The Nordstrom Anniversary Sale takes place in July/August and is geared toward fall and winter clothing. This works well for those whose fall weather actually begins around that time or shortly thereafter, but the seasons where I live are quite different. Cooler temperatures don’t usually begin until November or December here, so much of what I might buy at NAS could end up gathering dust for three to five months. This makes my NAS purchases riskier because my preferences, lifestyle, or body could shift during that time frame.
I usually try to buy in-season items during NAS and other sales as much as possible, which isn’t that hard to do since I live in a temperate climate.
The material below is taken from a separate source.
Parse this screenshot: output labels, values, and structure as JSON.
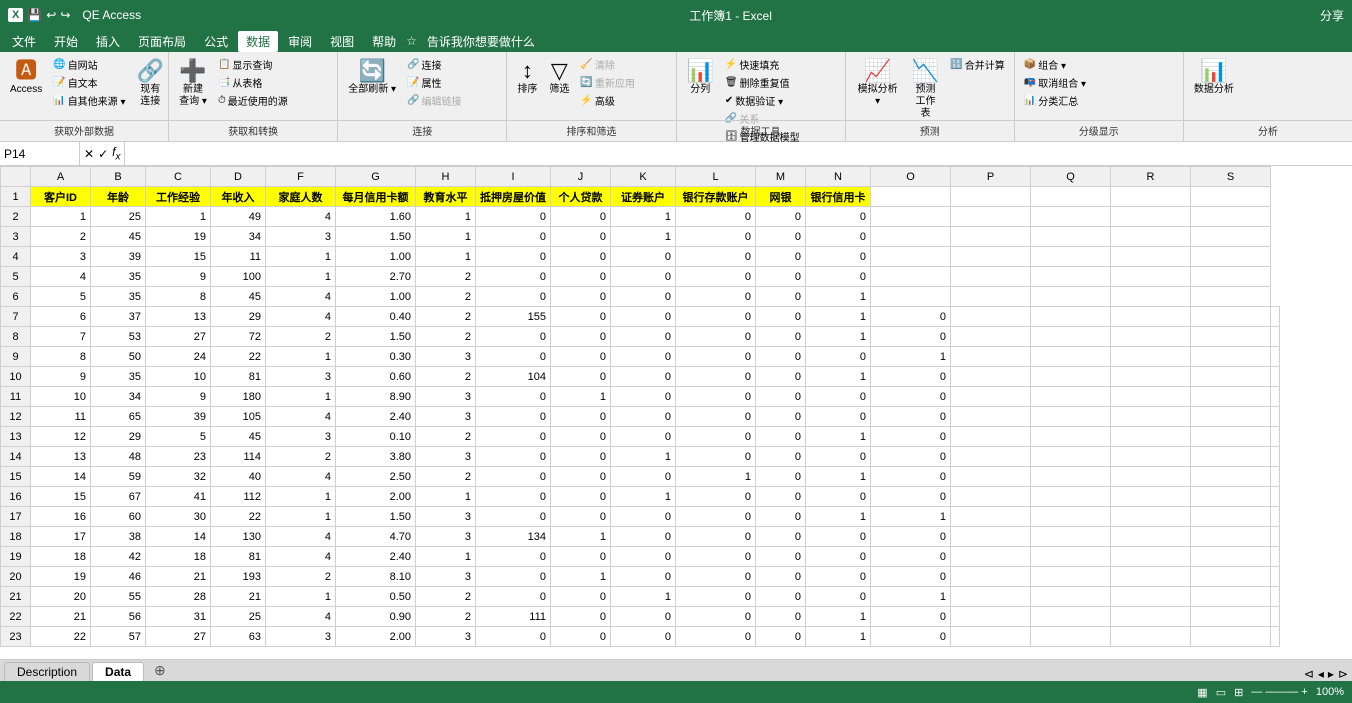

Items like short-sleeved and sleeveless tops work for me most of the year, either on their own or as layering pieces, and there are many options in these categories at NAS. Undergarments, sleepwear, and lounge wear are also a safe bet to purchase at the Nordstrom Anniversary Sale.
Sometimes I’m willing to take the risk and purchase long-sleeved tops and sweaters at NAS, but I usually stick with basics or tried-and-true styles in those instances, such as the long-sleeved black tee and black-and-white printed sweater that I acquired at this year’s NAS. I believe that both tops will get a lot of wear once the cooler weather rolls around towards the end of the year.
Lesson Nine: Do Regular Closet Reviews
So often, we don’t know what we have in our closets, as our focus tends to be directed toward what’s “out there” rather than on what we already own. This is why it’s a good idea to conduct regular closet reviews to gain a better understanding of what’s in our wardrobes. I usually like to go through my closet at least twice a year, typically at the change of seasons from “not summer” to summer and vice versa.
The Nordstrom Anniversary Sale occurs during a seasonal switchover time for me, but not the one that the sale is geared toward. Whereas for many people, NAS takes place right around the cusp of summer and fall, that time of year is when the warm weather is just beginning in Southern California (we often experience “May Gray” and “June Gloom” in the coastal regions). For this reason, I feel that it would be a good idea for me to do a closet edit and wardrobe analysis in late June or early July if I’m going to shop the sale.
Doing such a closet review would enable me to easily identify what my wardrobe gaps are, so I could look to fill some of them at NAS. Even though the Nordstrom Anniversary Sale primarily focuses on fall and winter merchandise, those seasons look different in various locales, so there are still plenty of pieces on offer that could work for the more moderate summer temperatures where I live.
Additionally, because basic pieces have been my most successful NAS purchases, I should focus the lion’s share of my attention there. I’ve rarely regretted buying bras, t-shirts, sleepwear, and cosmetics at the sale. Those items have usually been smart purchases, whereas a lot of what I’ve bought that doesn’t fit those categories was later returned.
I was hoping to come up with another lesson to make it an even ten, but I tapped out at nine. Perhaps you can chime in with some lessons you’ve learned during previous sales shopping experiences. The bottom line is that while sales can help us to save money on pieces that we either need or want, they can also be a veritable mine field. In order to be a successful sales shopper, it’s a good idea to do some advance planning to reduce the risk of “going rogue” and over-shopping.
Not only did this blog post hopefully give you some valuable tips that can help you to shop smarter, it has also set the stage for a few future essays. Stay tuned for posts on my updated shopping priorities list and my seasonal switchover closet review, among other topics. The discussion in the comments section of last week’s post sparked interest in an exploration of shopping psychology and the tactics stores and brands use to entice us to buy, so I’ll be writing more about that in the not-too-distant future, too. As always, I’m open to reader suggestions and I welcome your comments on this post.